Growing and maintaining a vegetable garden always seemed beyond me until recently — thanks to a book called One Magic Square by Lolo Houbein.
Houbein, who witnessed the devastation of famine in Holland during the second world war, has made food security education a top priority. She lived through a time when 24 000 people starved to death in an area about as big as Gauteng in South Africa. She witnessed all the beautiful trees being chopped down for firewood and all the birds, animals and fish in her home town being killed and used for food. This thick little square book is a gift for survival and is especially encouraging to those who’ve never planted a vegetable garden before.
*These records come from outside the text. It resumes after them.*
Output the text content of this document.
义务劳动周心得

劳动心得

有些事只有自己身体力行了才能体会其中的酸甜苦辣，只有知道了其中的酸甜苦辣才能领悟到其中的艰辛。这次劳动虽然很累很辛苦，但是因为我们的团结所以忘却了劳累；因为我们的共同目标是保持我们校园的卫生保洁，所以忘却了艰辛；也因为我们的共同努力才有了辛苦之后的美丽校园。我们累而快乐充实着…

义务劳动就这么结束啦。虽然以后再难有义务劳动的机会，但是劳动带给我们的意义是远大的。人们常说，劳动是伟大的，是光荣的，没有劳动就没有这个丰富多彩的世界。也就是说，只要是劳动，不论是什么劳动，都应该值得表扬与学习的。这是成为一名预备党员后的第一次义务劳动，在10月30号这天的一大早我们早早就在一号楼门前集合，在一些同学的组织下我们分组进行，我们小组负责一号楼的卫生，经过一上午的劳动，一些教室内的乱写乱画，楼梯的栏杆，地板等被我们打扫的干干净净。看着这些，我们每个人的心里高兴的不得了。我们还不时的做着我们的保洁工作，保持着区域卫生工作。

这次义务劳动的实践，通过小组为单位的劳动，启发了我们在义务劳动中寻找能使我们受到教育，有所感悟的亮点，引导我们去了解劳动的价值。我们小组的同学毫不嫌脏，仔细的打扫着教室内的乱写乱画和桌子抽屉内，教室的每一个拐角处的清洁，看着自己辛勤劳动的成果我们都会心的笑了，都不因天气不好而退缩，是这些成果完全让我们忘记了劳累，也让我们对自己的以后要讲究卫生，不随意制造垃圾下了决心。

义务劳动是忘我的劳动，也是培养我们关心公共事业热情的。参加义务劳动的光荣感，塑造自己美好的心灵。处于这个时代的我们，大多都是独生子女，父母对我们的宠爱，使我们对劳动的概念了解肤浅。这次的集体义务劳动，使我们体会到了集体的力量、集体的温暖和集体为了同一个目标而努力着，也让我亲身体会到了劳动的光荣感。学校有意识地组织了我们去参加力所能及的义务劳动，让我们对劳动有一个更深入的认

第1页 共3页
After reading the first few paragraphs my boyfriend and I were heading off to the hardware store to buy some seedlings, compost and a spade. These are the words that inspired: ‘To start growing your own food without delay, put down this book, go out in the garden and select a spot in the sun. Dig over one square metre with a garden fork and remove all the weeds by hand.’
Houbein doesn’t allow for analysis paralysis —she encourages the wanna-be-gardener to go out immediately and buy some seeds or seedlings, some blood meal and bone meal ‘since you don’t yet have compost and composted manure’. It’s easy to go ahead with your garden once you have these items: sprinkle and rake a few handfuls of the meals into the soil and then loosen it to a depth of 15cm before watering it. You can then read up on the vegetables you’ve bought before the seeds or seedlings are planted and watered. That’s it, to begin with.
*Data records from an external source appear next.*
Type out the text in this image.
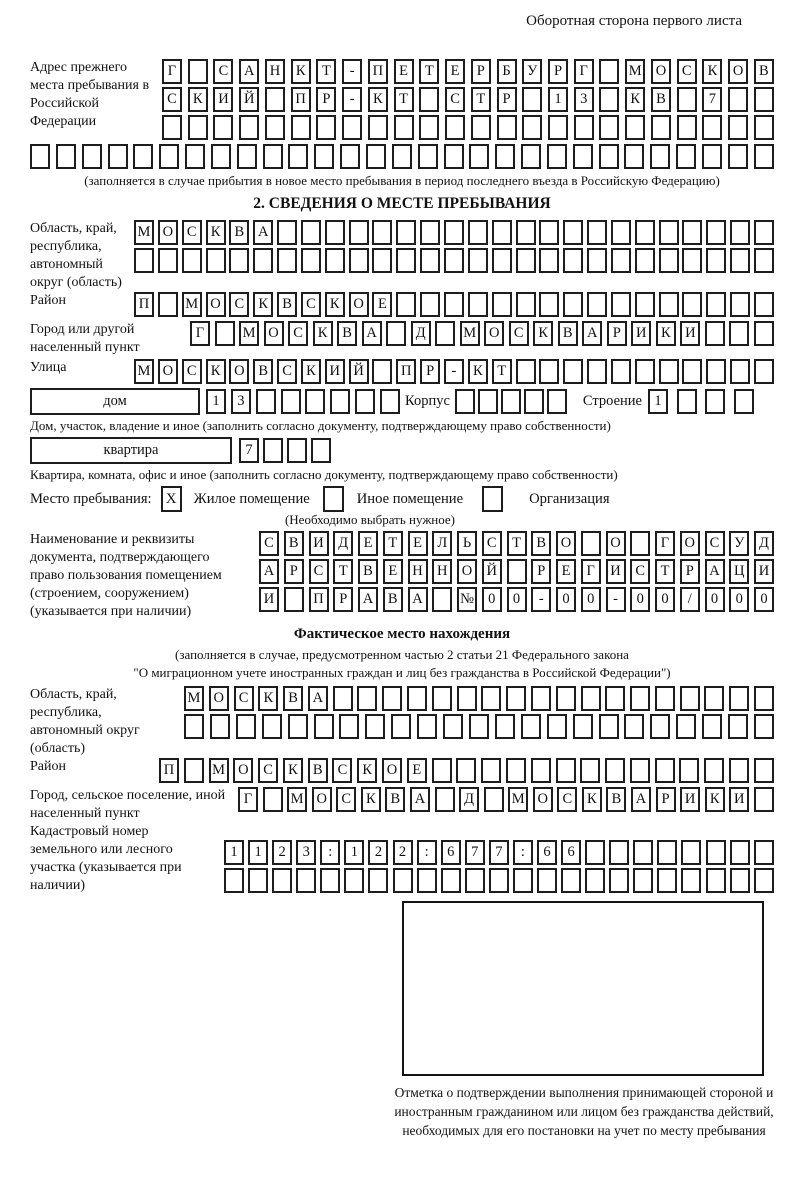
Оборотная сторона первого листа
Адрес прежнего места пребывания в Российской Федерации
Г	С	А	Н	К	Т	-	П	Е	Т	Е	Р	Б	У	Р	Г	М О	С	К	О	В
С	К	И	Й	П	Р	-	К	Т	С	Т	Р	1	3	К	В	7
(заполняется в случае прибытия в новое место пребывания в период последнего въезда в Российскую Федерацию)
2. СВЕДЕНИЯ О МЕСТЕ ПРЕБЫВАНИЯ
Область, край, республика, автономный округ (область)
М О С К В А
Район	П	М О С К В С К О Е
Город или другой населенный пункт
Г	М О С	К	В А	Д	М О С	К	В А	Р	И К И
Улица	М О С К О В С К И Й	П	Р	-	К	Т
дом	1	3	Корпус	Строение 1
Дом, участок, владение и иное (заполнить согласно документу, подтверждающему право собственности)
квартира	7
Квартира, комната, офис и иное (заполнить согласно документу, подтверждающему право собственности)
Место пребывания: X	Жилое помещение	Иное помещение	Организация
(Необходимо выбрать нужное)
Наименование и реквизиты документа, подтверждающего право пользования помещением (строением, сооружением) (указывается при наличии)
С	В	И	Д	Е	Т	Е	Л	Ь	С	Т	В	О	О	Г	О	С	У	Д
А	Р	С	Т	В	Е	Н Н О Й	Р	Е	Г	И	С	Т	Р	А Ц И
И	П	Р	А	В	А	№ 0	0	-	0	0	-	0	0	/	0	0	0
Фактическое место нахождения
(заполняется в случае, предусмотренном частью 2 статьи 21 Федерального закона
"О миграционном учете иностранных граждан и лиц без гражданства в Российской Федерации")
Область, край, республика, автономный округ (область)
М О	С	К	В	А
Район	П	М О	С	К	В	С	К	О	Е
Город, сельское поселение, иной населенный пункт
Г	М О С	К	В А	Д	М О С	К	В А	Р	И К И
Кадастровый номер земельного или лесного участка (указывается при наличии)
1	1	2	3	:	1	2	2	:	6	7	7	:	6	6
Отметка о подтверждении выполнения принимающей стороной и иностранным гражданином или лицом без гражданства действий, необходимых для его постановки на учет по месту пребывания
We simply dug some compost and bone meal into the earth before planting the seedlings. And that was that… a few weeks later we were eating beautiful fresh rocket, parsley, chives and watercress from our one square metre garden.
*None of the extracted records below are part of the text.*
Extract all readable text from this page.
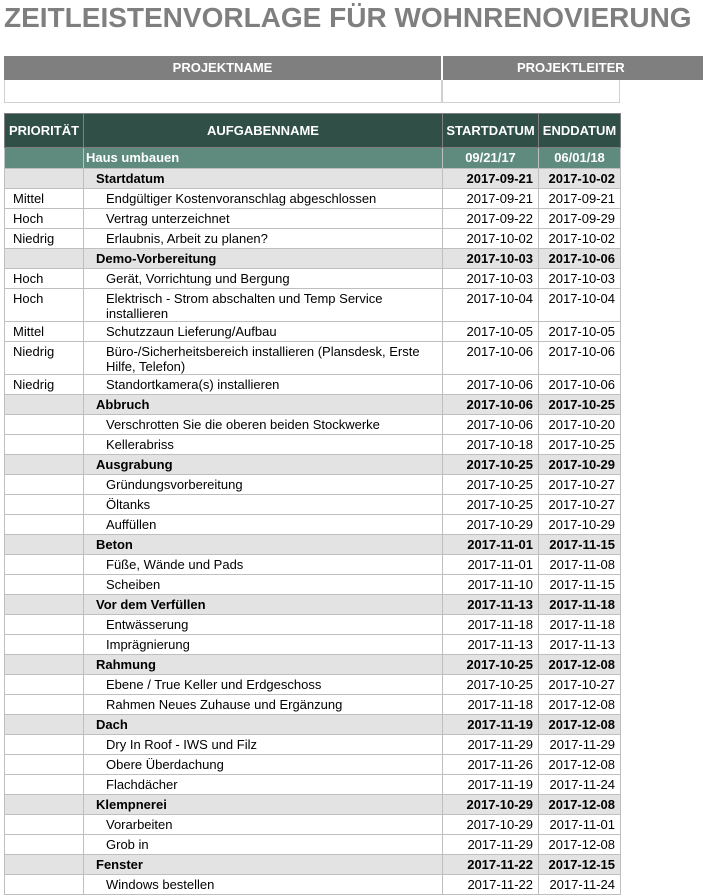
ZEITLEISTENVORLAGE FÜR WOHNRENOVIERUNG
PROJEKTNAME	PROJEKTLEITER
PRIORITÄT	AUFGABENNAME	STARTDATUM	ENDDATUM
	Haus umbauen	09/21/17	06/01/18
	Startdatum	2017-09-21	2017-10-02
Mittel	Endgültiger Kostenvoranschlag abgeschlossen	2017-09-21	2017-09-21
Hoch	Vertrag unterzeichnet	2017-09-22	2017-09-29
Niedrig	Erlaubnis, Arbeit zu planen?	2017-10-02	2017-10-02
	Demo-Vorbereitung	2017-10-03	2017-10-06
Hoch	Gerät, Vorrichtung und Bergung	2017-10-03	2017-10-03
Hoch	Elektrisch - Strom abschalten und Temp Service installieren	2017-10-04	2017-10-04
Mittel	Schutzzaun Lieferung/Aufbau	2017-10-05	2017-10-05
Niedrig	Büro-/Sicherheitsbereich installieren (Plansdesk, Erste Hilfe, Telefon)	2017-10-06	2017-10-06
Niedrig	Standortkamera(s) installieren	2017-10-06	2017-10-06
	Abbruch	2017-10-06	2017-10-25
	Verschrotten Sie die oberen beiden Stockwerke	2017-10-06	2017-10-20
	Kellerabriss	2017-10-18	2017-10-25
	Ausgrabung	2017-10-25	2017-10-29
	Gründungsvorbereitung	2017-10-25	2017-10-27
	Öltanks	2017-10-25	2017-10-27
	Auffüllen	2017-10-29	2017-10-29
	Beton	2017-11-01	2017-11-15
	Füße, Wände und Pads	2017-11-01	2017-11-08
	Scheiben	2017-11-10	2017-11-15
	Vor dem Verfüllen	2017-11-13	2017-11-18
	Entwässerung	2017-11-18	2017-11-18
	Imprägnierung	2017-11-13	2017-11-13
	Rahmung	2017-10-25	2017-12-08
	Ebene / True Keller und Erdgeschoss	2017-10-25	2017-10-27
	Rahmen Neues Zuhause und Ergänzung	2017-11-18	2017-12-08
	Dach	2017-11-19	2017-12-08
	Dry In Roof - IWS und Filz	2017-11-29	2017-11-29
	Obere Überdachung	2017-11-26	2017-12-08
	Flachdächer	2017-11-19	2017-11-24
	Klempnerei	2017-10-29	2017-12-08
	Vorarbeiten	2017-10-29	2017-11-01
	Grob in	2017-11-29	2017-12-08
	Fenster	2017-11-22	2017-12-15
	Windows bestellen	2017-11-22	2017-11-24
We’ve been dreaming of expanding the vegetable garden so that every spare metre of the property is covered with home-grown edibles. So far we’ve only been able to add another square metre, besides a few pots… been slowed down somewhat by our puppy who just loves getting her paws (and everything else) dirty! But then, as Houbein says, ‘most food gardening failures occur through starting too big.’ She recommends extending the garden by one square metre each season. By doing so, the pleasure is not lost ‘even as your self-sufficiency increases’.